Risk-Adjusted Performance

14 of 100

 
Weak
 
Strong
Good
Compared to the overall equity markets, risk-adjusted returns on investments in Kaltura are ranked lower than 14 (%) of all global equities and portfolios over the last 90 days. Even with relatively unsteady basic indicators, Kaltura reported solid returns over the last few months and may actually be approaching a breakup point.
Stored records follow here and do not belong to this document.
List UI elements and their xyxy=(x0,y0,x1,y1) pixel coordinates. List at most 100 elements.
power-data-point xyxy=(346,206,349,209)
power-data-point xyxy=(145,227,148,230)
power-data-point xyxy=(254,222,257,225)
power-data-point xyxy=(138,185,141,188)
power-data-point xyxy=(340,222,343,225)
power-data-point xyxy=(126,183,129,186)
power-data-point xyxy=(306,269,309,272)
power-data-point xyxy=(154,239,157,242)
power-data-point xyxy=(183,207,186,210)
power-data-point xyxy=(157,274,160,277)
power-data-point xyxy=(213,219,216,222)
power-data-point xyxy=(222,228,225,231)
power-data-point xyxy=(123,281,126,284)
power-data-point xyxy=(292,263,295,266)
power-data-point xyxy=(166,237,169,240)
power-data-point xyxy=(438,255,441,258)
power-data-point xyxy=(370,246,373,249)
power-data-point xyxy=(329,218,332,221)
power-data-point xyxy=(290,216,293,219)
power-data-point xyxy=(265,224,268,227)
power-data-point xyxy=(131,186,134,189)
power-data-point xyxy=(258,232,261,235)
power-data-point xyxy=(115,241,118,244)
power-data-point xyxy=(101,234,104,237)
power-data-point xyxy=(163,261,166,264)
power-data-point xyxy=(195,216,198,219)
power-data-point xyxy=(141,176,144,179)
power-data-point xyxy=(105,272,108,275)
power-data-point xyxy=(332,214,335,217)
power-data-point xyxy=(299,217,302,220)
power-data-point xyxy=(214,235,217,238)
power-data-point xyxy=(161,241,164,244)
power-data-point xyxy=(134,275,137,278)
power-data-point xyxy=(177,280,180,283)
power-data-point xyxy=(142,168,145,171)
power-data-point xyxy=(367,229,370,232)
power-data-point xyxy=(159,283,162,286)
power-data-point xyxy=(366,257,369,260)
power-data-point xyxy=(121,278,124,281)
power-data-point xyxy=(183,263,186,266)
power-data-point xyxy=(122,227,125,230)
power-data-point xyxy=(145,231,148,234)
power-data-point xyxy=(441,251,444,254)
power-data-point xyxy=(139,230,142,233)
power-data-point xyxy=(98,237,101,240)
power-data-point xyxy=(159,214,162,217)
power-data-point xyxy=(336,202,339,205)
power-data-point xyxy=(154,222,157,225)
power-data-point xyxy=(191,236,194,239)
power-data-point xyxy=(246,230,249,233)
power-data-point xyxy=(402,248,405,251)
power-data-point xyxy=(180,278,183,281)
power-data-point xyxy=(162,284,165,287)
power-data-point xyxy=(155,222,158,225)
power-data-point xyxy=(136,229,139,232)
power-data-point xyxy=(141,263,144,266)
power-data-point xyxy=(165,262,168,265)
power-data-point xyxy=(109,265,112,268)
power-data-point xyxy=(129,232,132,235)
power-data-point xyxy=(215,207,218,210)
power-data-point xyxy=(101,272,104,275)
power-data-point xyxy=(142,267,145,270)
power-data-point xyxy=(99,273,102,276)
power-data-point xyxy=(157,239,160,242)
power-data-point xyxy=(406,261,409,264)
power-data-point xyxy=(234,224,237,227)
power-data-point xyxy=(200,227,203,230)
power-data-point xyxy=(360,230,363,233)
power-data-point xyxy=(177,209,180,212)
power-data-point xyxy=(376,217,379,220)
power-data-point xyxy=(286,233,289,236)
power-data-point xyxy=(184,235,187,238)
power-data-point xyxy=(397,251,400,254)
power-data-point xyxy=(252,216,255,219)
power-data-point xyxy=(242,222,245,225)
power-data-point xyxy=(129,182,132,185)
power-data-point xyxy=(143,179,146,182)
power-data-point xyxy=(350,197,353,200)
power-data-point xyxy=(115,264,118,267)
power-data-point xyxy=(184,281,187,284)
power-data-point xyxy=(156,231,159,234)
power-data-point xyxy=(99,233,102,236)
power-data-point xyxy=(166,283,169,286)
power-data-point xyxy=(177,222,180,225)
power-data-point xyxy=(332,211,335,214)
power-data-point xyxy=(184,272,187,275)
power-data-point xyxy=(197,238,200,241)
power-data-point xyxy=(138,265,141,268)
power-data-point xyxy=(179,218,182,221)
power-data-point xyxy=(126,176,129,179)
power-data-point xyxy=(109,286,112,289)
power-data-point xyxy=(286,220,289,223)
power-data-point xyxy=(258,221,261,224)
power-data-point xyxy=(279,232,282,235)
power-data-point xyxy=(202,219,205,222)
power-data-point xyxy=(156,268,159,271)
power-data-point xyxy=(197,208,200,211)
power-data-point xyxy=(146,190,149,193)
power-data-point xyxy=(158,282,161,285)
LGI Homes and Kaltura Volatility Contrast

   Predicted Return Density   
       Returns  

Pair Trading with LGI Homes and Kaltura

The main advantage of trading using opposite LGI Homes and Kaltura positions is that it hedges away some unsystematic risk. Because of two separate transactions, even if LGI Homes position performs unexpectedly, Kaltura can make up some of the losses. Pair trading also minimizes risk from directional movements in the market. For example, if an entire industry or sector drops because of unexpected headlines, the short position in Kaltura will offset losses from the drop in Kaltura's long position.
The idea behind LGI Homes and Kaltura pairs trading is to make the combined position market-neutral, meaning the overall market's direction will not affect its win or loss (or potential downside or upside). This can be achieved by designing a pairs trade with two highly correlated stocks or equities that operate in a similar space or sector, making it possible to obtain profits through simple and relatively low-risk investment.
Check out your portfolio center.
Note that this page's information should be used as a complementary analysis to find the right mix of equity instruments to add to your existing portfolios or create a brand new portfolio. You can also try the Fundamentals Comparison module to compare fundamentals across multiple equities to find investing opportunities.